I feel this whole year has been a kind of interval. Too many deaths to absorb, and I think I must try to take on fewer lectures from now on. To give even one public lecture makes deep inroads into what I really mean about my life. It is to be “in the world” and that is just what I feel I can refuse to be in …
Friday, May 23rd
LAST WEEK I was asked to write a short tribute for Julian Huxley … a memorial service will be held in New York on June 7th. I finally decided to speak of him as a friend and, effort though it was to summon myself, I am glad I made the effort because it forced me to look back on the first years of our friendship, all his kindness to me, and his very great charm. If one digs down into memory, there is often a surprising reversal of feeling—oublieuse mémoire! How much we forget, how much that was fresh and dear gets overlaid! This is what I said:
“When I went to London as a young woman, just beginning to be published, the Julian Huxleys adopted me and took me into their magic world as a friend. I say “magic” because at that time Julian was Secretary of the Zoological Society and they lived in a large airy apartment over the zoo offices, where it was not unusual to find a lion cub as a fellow guest at tea. Several budgerigars flew about and might light on one’s head, and sometimes Gulliver, the bush baby, moth-soft with huge eyes, sat on the dining room table and sipped dessert from a glass dish no taller than himself.
“The humans who made part of the society of Huxley friends were as diverse and, to my innocent eyes, as magical as the fauna, comprising such poets as T.S. Eliot, such scien
tists as Solly Zuckerman, painters, the young museum director Kenneth Clark. One never knew whom to expect, nor how the mixture would work, but it was apt to end in gales of laughter and a beautiful sense of intimacy. There was nothing stiff about a party at the Huxleys. Such occasions were both illuminating and fun … how rare!
“As I evoke that time, nearly forty years ago, I am as overwhelmed as I was then by all that they gave me and by the quality of their friendship, that manifested itself also in practical ways … as when they lent me their apartment at Whipsnade Zoo when I was finishing my first novel.
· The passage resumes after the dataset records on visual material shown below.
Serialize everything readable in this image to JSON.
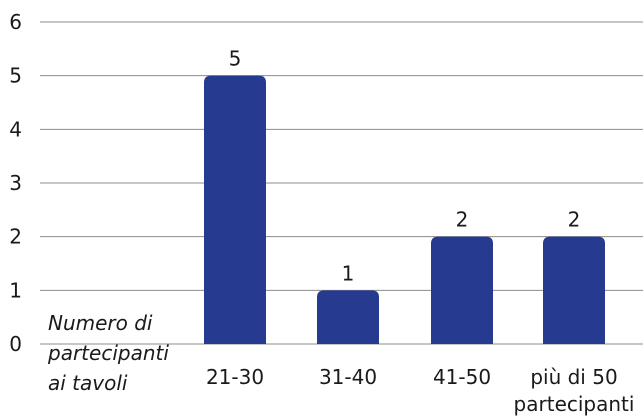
{
  "chart_data": {
    "type": "bar",
    "categories": [
      [
        "21-30"
      ],
      [
        "31-40"
      ],
      [
        "41-50"
      ],
      [
        "più di 50",
        "partecipanti"
      ]
    ],
    "values": [
      5,
      1,
      2,
      2
    ],
    "data_labels": [
      "5",
      "1",
      "2",
      "2"
    ],
    "y_ticks": [
      "0",
      "1",
      "2",
      "3",
      "4",
      "5",
      "6"
    ],
    "ylim": [
      0,
      6
    ],
    "xlabel": [
      "Numero di",
      "partecipanti",
      "ai tavoli"
    ],
    "ylabel": "",
    "title": "",
    "grid": true,
    "bar_color": "#263a8f"
  }
}
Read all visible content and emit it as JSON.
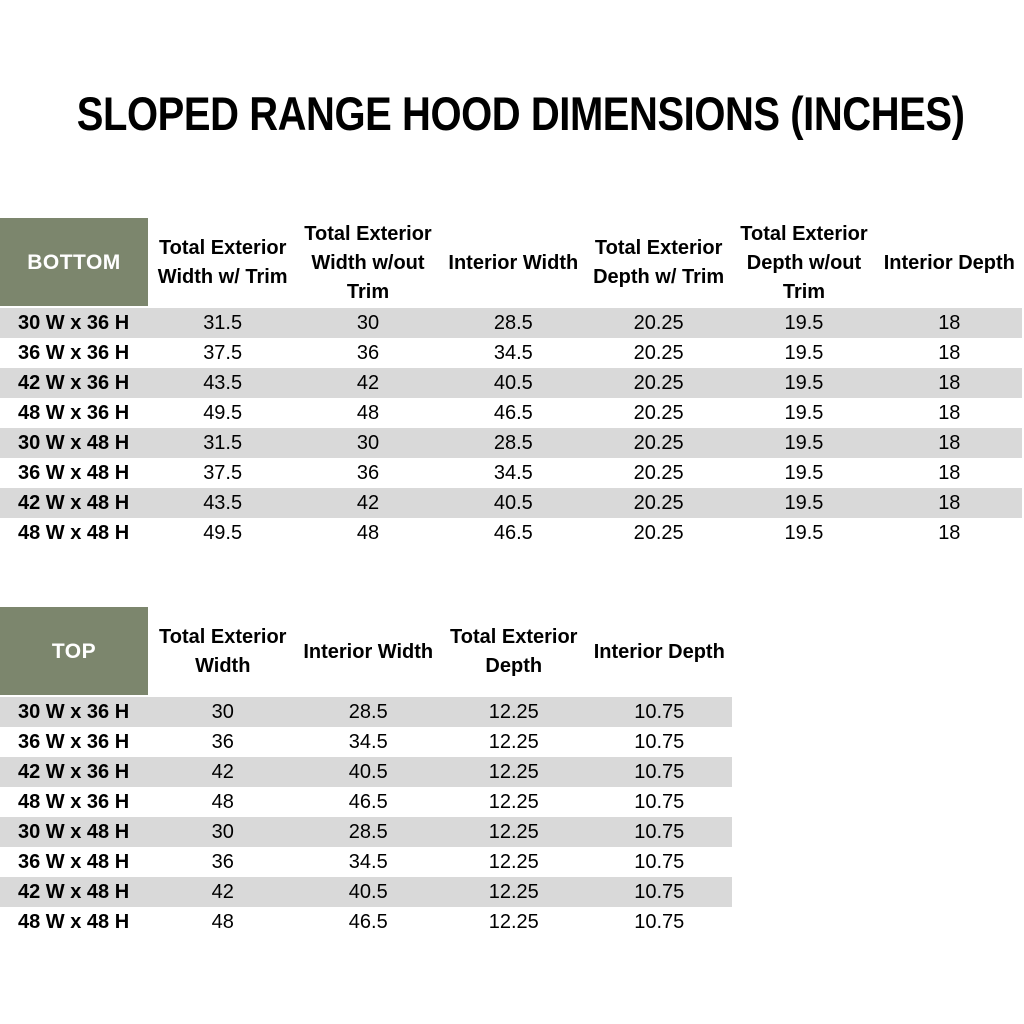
{
  "page": {
    "title": "SLOPED RANGE HOOD DIMENSIONS (INCHES)"
  },
  "colors": {
    "header_green": "#7c866d",
    "stripe_gray": "#d9d9d9",
    "text": "#000000",
    "corner_text": "#ffffff",
    "background": "#ffffff"
  },
  "bottom_table": {
    "corner_label": "BOTTOM",
    "columns": [
      "Total Exterior Width w/ Trim",
      "Total Exterior Width w/out Trim",
      "Interior Width",
      "Total Exterior Depth w/ Trim",
      "Total Exterior Depth w/out Trim",
      "Interior Depth"
    ],
    "rows": [
      {
        "label": "30 W x 36 H",
        "values": [
          "31.5",
          "30",
          "28.5",
          "20.25",
          "19.5",
          "18"
        ]
      },
      {
        "label": "36 W x 36 H",
        "values": [
          "37.5",
          "36",
          "34.5",
          "20.25",
          "19.5",
          "18"
        ]
      },
      {
        "label": "42 W x 36 H",
        "values": [
          "43.5",
          "42",
          "40.5",
          "20.25",
          "19.5",
          "18"
        ]
      },
      {
        "label": "48 W x 36 H",
        "values": [
          "49.5",
          "48",
          "46.5",
          "20.25",
          "19.5",
          "18"
        ]
      },
      {
        "label": "30 W x 48 H",
        "values": [
          "31.5",
          "30",
          "28.5",
          "20.25",
          "19.5",
          "18"
        ]
      },
      {
        "label": "36 W x 48 H",
        "values": [
          "37.5",
          "36",
          "34.5",
          "20.25",
          "19.5",
          "18"
        ]
      },
      {
        "label": "42 W x 48 H",
        "values": [
          "43.5",
          "42",
          "40.5",
          "20.25",
          "19.5",
          "18"
        ]
      },
      {
        "label": "48 W x 48 H",
        "values": [
          "49.5",
          "48",
          "46.5",
          "20.25",
          "19.5",
          "18"
        ]
      }
    ]
  },
  "top_table": {
    "corner_label": "TOP",
    "columns": [
      "Total Exterior Width",
      "Interior Width",
      "Total Exterior Depth",
      "Interior Depth"
    ],
    "rows": [
      {
        "label": "30 W x 36 H",
        "values": [
          "30",
          "28.5",
          "12.25",
          "10.75"
        ]
      },
      {
        "label": "36 W x 36 H",
        "values": [
          "36",
          "34.5",
          "12.25",
          "10.75"
        ]
      },
      {
        "label": "42 W x 36 H",
        "values": [
          "42",
          "40.5",
          "12.25",
          "10.75"
        ]
      },
      {
        "label": "48 W x 36 H",
        "values": [
          "48",
          "46.5",
          "12.25",
          "10.75"
        ]
      },
      {
        "label": "30 W x 48 H",
        "values": [
          "30",
          "28.5",
          "12.25",
          "10.75"
        ]
      },
      {
        "label": "36 W x 48 H",
        "values": [
          "36",
          "34.5",
          "12.25",
          "10.75"
        ]
      },
      {
        "label": "42 W x 48 H",
        "values": [
          "42",
          "40.5",
          "12.25",
          "10.75"
        ]
      },
      {
        "label": "48 W x 48 H",
        "values": [
          "48",
          "46.5",
          "12.25",
          "10.75"
        ]
      }
    ]
  }
}
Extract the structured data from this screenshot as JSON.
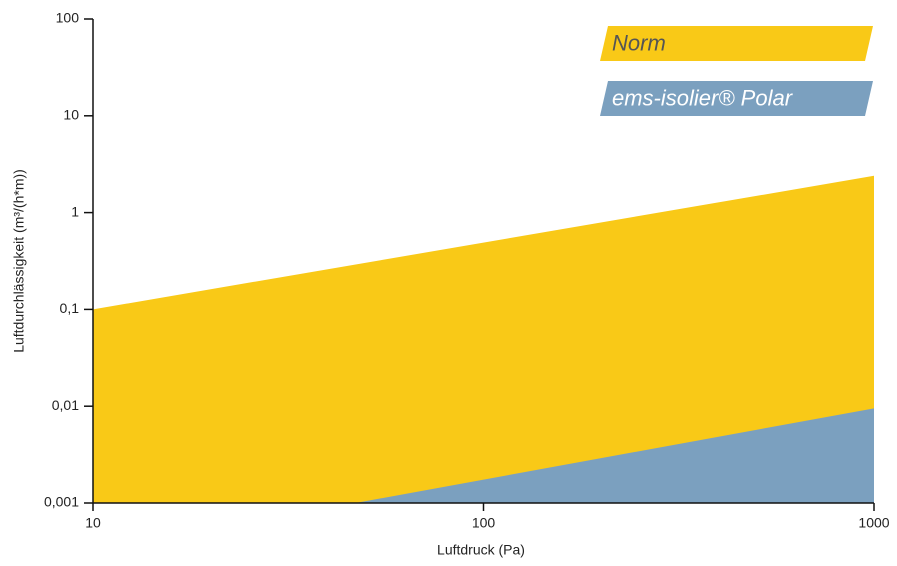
{
  "chart_data": {
    "type": "area",
    "xlabel": "Luftdruck (Pa)",
    "ylabel": "Luftdurchlässigkeit (m³/(h*m))",
    "xscale": "log",
    "yscale": "log",
    "xlim": [
      10,
      1000
    ],
    "ylim": [
      0.001,
      100
    ],
    "xticks": [
      10,
      100,
      1000
    ],
    "yticks": [
      {
        "value": 0.001,
        "label": "0,001"
      },
      {
        "value": 0.01,
        "label": "0,01"
      },
      {
        "value": 0.1,
        "label": "0,1"
      },
      1,
      10,
      100
    ],
    "legend": "upper right",
    "series": [
      {
        "name": "Norm",
        "color": "#f9c917",
        "text_color": "#555555",
        "x": [
          10,
          1000
        ],
        "values": [
          0.1,
          2.4
        ]
      },
      {
        "name": "ems-isolier® Polar",
        "color": "#7ba0bf",
        "text_color": "#ffffff",
        "x": [
          47,
          1000
        ],
        "values": [
          0.001,
          0.0095
        ]
      }
    ]
  }
}
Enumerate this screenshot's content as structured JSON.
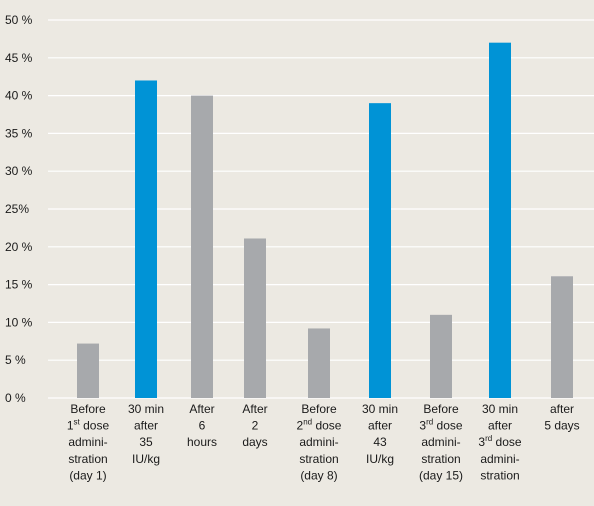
{
  "chart_data": {
    "type": "bar",
    "title": "",
    "xlabel": "",
    "ylabel": "",
    "ylim": [
      0,
      50
    ],
    "grid": true,
    "y_ticks": [
      "0 %",
      "5 %",
      "10 %",
      "15 %",
      "20 %",
      "25%",
      "30 %",
      "35 %",
      "40 %",
      "45 %",
      "50 %"
    ],
    "colors": {
      "baseline": "#a7a9ac",
      "post_dose": "#0093d6",
      "background": "#ece9e2",
      "grid": "#ffffff"
    },
    "categories": [
      {
        "lines": [
          [
            "Before"
          ],
          [
            "1",
            {
              "sup": "st"
            },
            " dose"
          ],
          [
            "admini-"
          ],
          [
            "stration"
          ],
          [
            "(day 1)"
          ]
        ],
        "value": 7.2,
        "kind": "baseline"
      },
      {
        "lines": [
          [
            "30 min"
          ],
          [
            "after"
          ],
          [
            "35"
          ],
          [
            "IU/kg"
          ]
        ],
        "value": 42,
        "kind": "post_dose"
      },
      {
        "lines": [
          [
            "After"
          ],
          [
            "6"
          ],
          [
            "hours"
          ]
        ],
        "value": 40,
        "kind": "baseline"
      },
      {
        "lines": [
          [
            "After"
          ],
          [
            "2"
          ],
          [
            "days"
          ]
        ],
        "value": 21.1,
        "kind": "baseline"
      },
      {
        "lines": [
          [
            "Before"
          ],
          [
            "2",
            {
              "sup": "nd"
            },
            " dose"
          ],
          [
            "admini-"
          ],
          [
            "stration"
          ],
          [
            "(day 8)"
          ]
        ],
        "value": 9.2,
        "kind": "baseline"
      },
      {
        "lines": [
          [
            "30 min"
          ],
          [
            "after"
          ],
          [
            "43"
          ],
          [
            "IU/kg"
          ]
        ],
        "value": 39,
        "kind": "post_dose"
      },
      {
        "lines": [
          [
            "Before"
          ],
          [
            "3",
            {
              "sup": "rd"
            },
            " dose"
          ],
          [
            "admini-"
          ],
          [
            "stration"
          ],
          [
            "(day 15)"
          ]
        ],
        "value": 11,
        "kind": "baseline"
      },
      {
        "lines": [
          [
            "30 min"
          ],
          [
            "after"
          ],
          [
            "3",
            {
              "sup": "rd"
            },
            " dose"
          ],
          [
            "admini-"
          ],
          [
            "stration"
          ]
        ],
        "value": 47,
        "kind": "post_dose"
      },
      {
        "lines": [
          [
            "after"
          ],
          [
            "5 days"
          ]
        ],
        "value": 16.1,
        "kind": "baseline"
      }
    ]
  }
}
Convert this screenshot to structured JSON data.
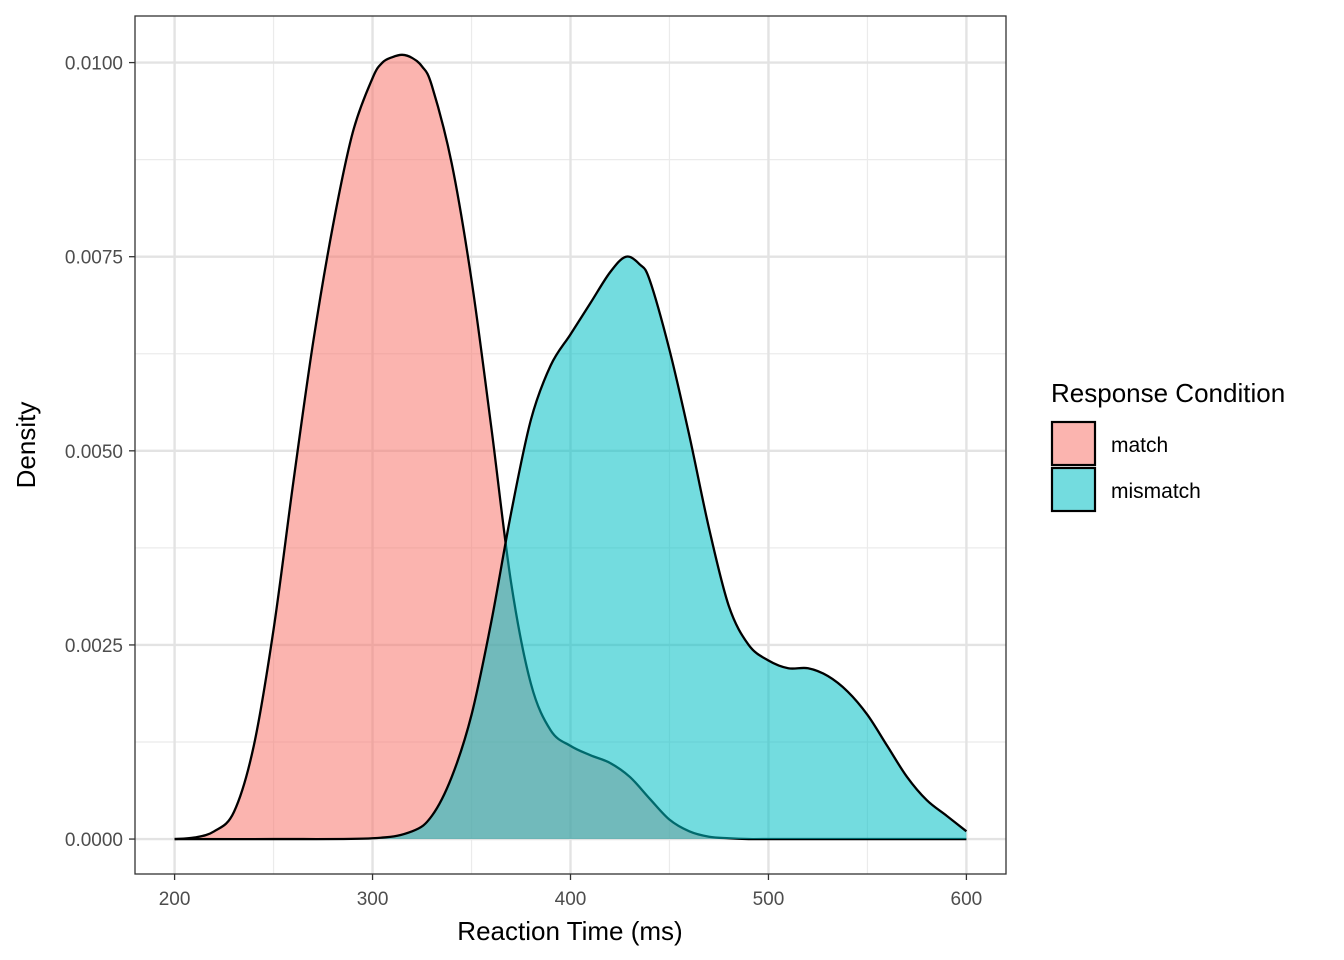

Later on, after the war, I stayed with them in Paris, where Julian was engaged in the strenuous adventure of being the first Secretary General of UNESCO. But the Julian Huxley of the official worlds through which he moved with such distinction was not the Julian I knew, and I can speak only of the latter.
“I see him most vividly in the country, almost anywhere, and in all seasons, when he might interrupt almost anything to rush off with his bird glasses in pursuit of a bird whose song he had just recognized; I see him leaning against a haystack reading poems aloud and drinking tea from a thermos; I see him lying on the ground holding a collapsible telescope concentrated on a pair of grebes he had just caught doing their mating dance, his ecstasy of delight almost matching theirs. A walk with Julian was an encyclopedic journey among beetles, butterflies, wild flowers and grasses, trees, birds, of course—his precise knowledge was extraordinary and flowed out in impromptu lectures quite unself-consciously. He was not at all pedantic, simply immensely, insatiably curious, like ‘the elephant’s child.’ But his curiosity as a scientist was matched by the sensitivity of a poet’s response to nature and it was these two in combination that made him unique. I think the winning of the Newdigate prize for poetry when he was at Oxford pleased him as much as any honor he ever received.